In [None]:
import gymnasium as gym
import numpy as np
import random

env = gym.make("Blackjack-v1", sab=True)  # Using Stable API (sab=True)

## Implement Q-Learning for Blackjack

#### Define Q-Learning Parameters

In [None]:
Q_table = {}

# Hyperparameters
alpha = 0.1   # Learning rate
gamma = 0.9   # Discount factor
epsilon = 1.0 # Initial exploration rate
epsilon_decay = 0.999  # Decay rate for exploration
epsilon_min = 0.1      # Minimum exploration rate
episodes = 500_000     # Number of episodes

#### Q-Learning Algorithm

In [None]:
def get_Q(state, action=None):
    """Get Q-value for a state-action pair, initializing to 0 if unseen."""
    if state not in Q_table:
        Q_table[state] = np.zeros(2)  # Two actions: Stick (0) or Hit (1)
    return Q_table[state] if action is None else Q_table[state][action]

# Training loop
for episode in range(episodes):
    state, _ = env.reset()
    done = False
    
    while not done:
        get_Q(state)

        # Epsilon-greedy action selection
        if random.uniform(0, 1) < epsilon:
            action = env.action_space.sample()  # Explore
        else:
            action = np.argmax(get_Q(state))  # Exploit

        # Take action and observe reward & next state
        next_state, reward, done, truncated, _ = env.step(action)

        # Ensure the next state is in the Q-table
        get_Q(next_state)
        
        # Q-learning update rule
        best_next_action = np.argmax(get_Q(next_state))
        Q_table[state][action] += alpha * (reward + gamma * get_Q(next_state, best_next_action) - Q_table[state][action])

        # Move to next state
        state = next_state

    # Decay exploration rate
    epsilon = max(epsilon_min, epsilon * epsilon_decay)

    # Print progress every 50,000 episodes
    if episode % 50000 == 0:
        print(f"Episode {episode}: Epsilon {epsilon:.4f}")

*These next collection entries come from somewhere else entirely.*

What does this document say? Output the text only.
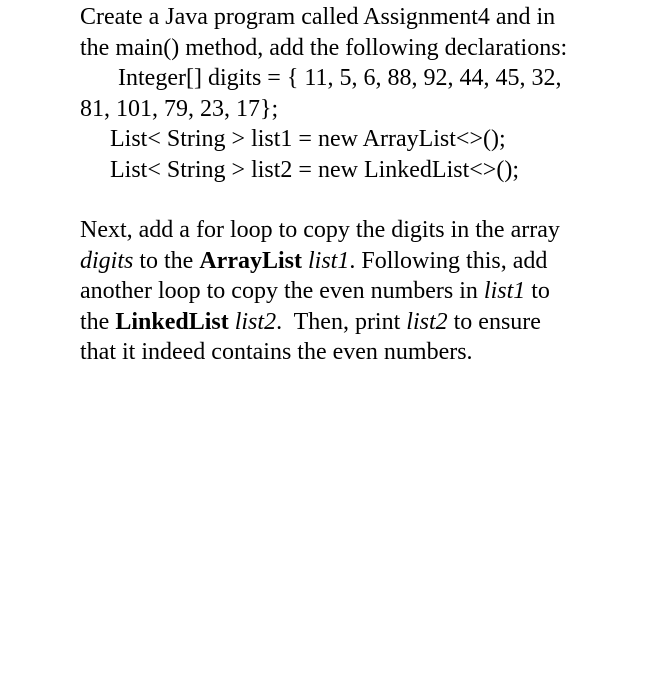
Create a Java program called Assignment4 and in
the main() method, add the following declarations:
Integer[] digits = { 11, 5, 6, 88, 92, 44, 45, 32,
81, 101, 79, 23, 17};
List< String > list1 = new ArrayList<>();
List< String > list2 = new LinkedList<>();

Next, add a for loop to copy the digits in the array
digits to the ArrayList list1. Following this, add
another loop to copy the even numbers in list1 to
the LinkedList list2.  Then, print list2 to ensure
that it indeed contains the even numbers.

print("Training complete!")


Episode 0: Epsilon 0.9990
Episode 50000: Epsilon 0.1000
Episode 100000: Epsilon 0.1000
Episode 150000: Epsilon 0.1000
Episode 200000: Epsilon 0.1000
Episode 250000: Epsilon 0.1000
Episode 300000: Epsilon 0.1000
Episode 350000: Epsilon 0.1000
Episode 400000: Epsilon 0.1000
Episode 450000: Epsilon 0.1000
Training complete!


#### Test the Trained Agent

In [5]:
wins, losses, draws = 0, 0, 0
test_episodes = 10_000

for _ in range(test_episodes):
    state, _ = env.reset()
    done = False
    
    while not done:
        action = np.argmax(get_Q(state))
        next_state, reward, done, truncated, _ = env.step(action)
        state = next_state

    if reward > 0:
        wins += 1
    elif reward < 0:
        losses += 1
    else:
        draws += 1

print(f"Results after {test_episodes} games:")
print(f"Wins: {wins} ({wins/test_episodes:.2%})")
print(f"Losses: {losses} ({losses/test_episodes:.2%})")
print(f"Draws: {draws} ({draws/test_episodes:.2%})")


Results after 10000 games:
Wins: 3946 (39.46%)
Losses: 5200 (52.00%)
Draws: 854 (8.54%)